Introduction: Paediatric intracranial germ cell tumours (IC-GCTs) are often accompanied by precocious or delayed puberty, either at diagnosis caused by tumour itself or during follow-up as consequence of treatments.

Aims: We examined the prevalence of pubertal dysfunctions in a cohort of paediatric patients with IC-GCTs at diagnosis and during follow-up.

Methods: We recorded clinical, radiological, histopathological, and hormonal data. Pubertal dysfunctions were diagnosed clinically and confirmed biochemically and classified as: 1) pseudo-precocious puberty (PPP) (gonadotrophin-independent); 2) central precocious puberty (CPP) (gonadotrophin-dependent); 3) hypogonadotrophic hypogonadism (HH).
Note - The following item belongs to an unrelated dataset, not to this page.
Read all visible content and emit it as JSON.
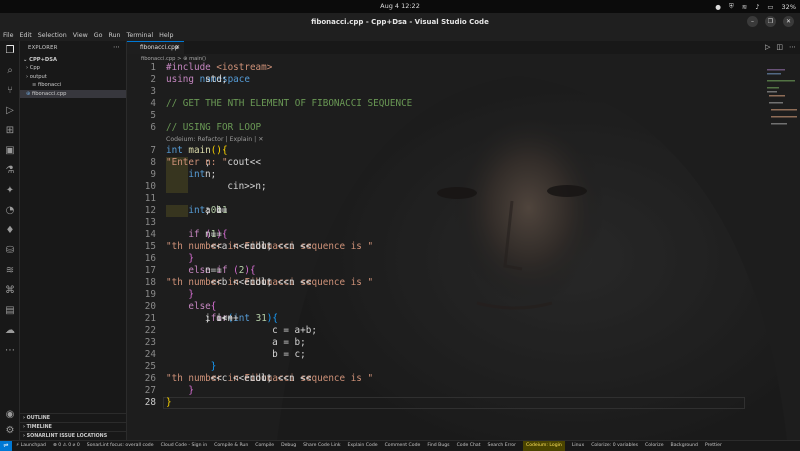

Results: Twenty-five of 52 patients (56% males) with IC-GCT treated at Royal Marsden Hospital between January 1996 and December 2019 displayed a pubertal disorder (median follow-up 75.7 months, range 0.5-249.9 months). 68% had germinomas, 16% teratomas, 16% mixed GCT. IC-GCTs were suprasellar (64%), pineal (24%) or bifocal (12%). Patients underwent biopsy (72%), surgery (24%), chemotherapy (80%) and radiotherapy (100%). Low gonadotrophin levels were found in 20 cases (10 females, 10 males), along with clinical evidence of either arrested or delayed puberty, at a mean age of 17.5 years for males and 15.1 for females. This condition was already present before tumour diagnosis in 2 patients. One female patient with suprasellar germinoma manifested secondary amenorrhoea, probably due to hypothalamic dysfunction and concomitant polycystic ovarian syndrome; combined oral hormonal replacement therapy was started with benefit. PPP was evident in 3 patients at diagnosis: in one case it reverted spontaneously accordingly with tumour cure and concomitant reduction of HCG levels; one patient subsequently developed CPP and received therapy with an agonist analogue of gonadotropin-releasing hormone for 5 years; one more subject was initially treated with bicalutamide and anastrozole for 14 months and then with triptorelin after he developed CPP. Finally, one subject manifested CPP 3.7 months after the completion of oncologic therapies and received treatment with triptorelin. No cases of hypergonadotrophic hypogonadism due to chemotherapy-related gonadal toxicity were reported in our cohort.

Conclusion: Patients with IC-GCTs are at risk of pubertal dysfunctions, especially suprasellar germinomas. Associated pubertal disorders can be heterogeneous, from HCG-driven PPP to CPP or HH, and may change over time, therefore specialist follow-up is required.